RE: Translated IUC10 Web pages: Experimental Results

From: Martin J. Duerst (mduerst@ifi.unizh.ch)
Date: Thu Feb 06 1997 - 06:15:13 EST

Next message: Murray Sargent: "RE: Translated IUC10 Web pages: Experimental Results"
Previous message: Chris Wendt: "FW: Unicode Web pages"
In reply to: Murray Sargent: "RE: Translated IUC10 Web pages: Experimental Results"
Next in thread: David Goldsmith: "RE: Translated IUC10 Web pages: Experimental Results"
Messages sorted by: [ date ] [ thread ] [ subject ] [ author ] [ attachment ]
Mail actions: [ respond to this message ] [ mail a new topic ]

On Wed, 5 Feb 1997, Murray Sargent wrote:

> I believe the default for UCS2 is big endian, which is amusing since 95%
> of the world's computers are little endian. Evidently the majority
> doesn't always rule.

It's not too difficult to understand. Big-endian is the natural
way to do things. Just look at the way we write down numbers.
Little-endian was introduced at some time because of certain
hardware constraints and quirks that are not relevant anymore.
The fact that currently little-endian PCs are a majority
(whereas the majority is probably not as clear for little-endian
chips in general) is, on a certain timescale, a short-term
historical quirk. Although this might seem irrelevant from
a day-to-day viewpoint, preferring big endian will avoid
that e.g. in 2050, when students are told about Unicode, they
have to be told: Well, you know, Unicode is always the wrong
way around because in the 1980/90, there was a time where for
certain hardware reasons, that was more efficient on what
was then the majority of PCs. Unicode is designed for long-term
use, much longer than processors and operating systems.
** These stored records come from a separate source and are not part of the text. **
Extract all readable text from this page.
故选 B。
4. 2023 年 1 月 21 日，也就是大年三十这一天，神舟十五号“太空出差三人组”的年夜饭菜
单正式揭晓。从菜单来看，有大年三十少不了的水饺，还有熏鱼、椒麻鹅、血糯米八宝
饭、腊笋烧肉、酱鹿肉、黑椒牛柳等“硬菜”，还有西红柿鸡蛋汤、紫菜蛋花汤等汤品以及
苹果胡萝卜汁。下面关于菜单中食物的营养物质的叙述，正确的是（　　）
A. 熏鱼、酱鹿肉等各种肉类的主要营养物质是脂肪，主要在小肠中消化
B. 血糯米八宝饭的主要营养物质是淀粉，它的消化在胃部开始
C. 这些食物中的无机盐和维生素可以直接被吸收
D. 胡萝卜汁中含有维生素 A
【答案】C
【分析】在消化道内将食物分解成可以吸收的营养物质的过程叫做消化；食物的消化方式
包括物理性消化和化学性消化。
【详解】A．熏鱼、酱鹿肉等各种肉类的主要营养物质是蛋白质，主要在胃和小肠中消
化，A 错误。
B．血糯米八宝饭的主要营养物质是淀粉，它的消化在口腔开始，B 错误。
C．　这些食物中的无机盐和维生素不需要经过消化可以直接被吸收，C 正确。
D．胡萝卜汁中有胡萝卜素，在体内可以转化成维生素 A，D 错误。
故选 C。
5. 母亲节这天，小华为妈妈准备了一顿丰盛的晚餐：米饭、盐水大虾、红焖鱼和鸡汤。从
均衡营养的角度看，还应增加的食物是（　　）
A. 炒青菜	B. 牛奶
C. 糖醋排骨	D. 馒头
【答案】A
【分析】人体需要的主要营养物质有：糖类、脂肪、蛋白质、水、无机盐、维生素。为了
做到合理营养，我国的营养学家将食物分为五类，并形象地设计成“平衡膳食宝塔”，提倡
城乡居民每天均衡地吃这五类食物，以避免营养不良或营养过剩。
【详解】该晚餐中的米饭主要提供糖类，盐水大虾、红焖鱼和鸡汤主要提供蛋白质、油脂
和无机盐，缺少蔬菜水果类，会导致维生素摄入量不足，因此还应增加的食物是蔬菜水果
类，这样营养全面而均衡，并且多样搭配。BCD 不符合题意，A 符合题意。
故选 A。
But that's just for background. What is important is what the
standard says.

> Does someone know where The Unicode Standard
> defines UCS2 to be big endian?

The relevant statements can be found on page 3-1 of Unicode 2.0.
C3 says that "A process shall interpret a Unicode value that has been
serialized into a sequence of bytes, by most significant byte first,
in the absence of higher-level protocols."

The byte order mark can obviously be seen as a kind of higher-level
protocol. Other information, such as finding the data in an
application format or in a Windows Clipboard, can also constitute
such a higher-level protocol (if it is clearly specified).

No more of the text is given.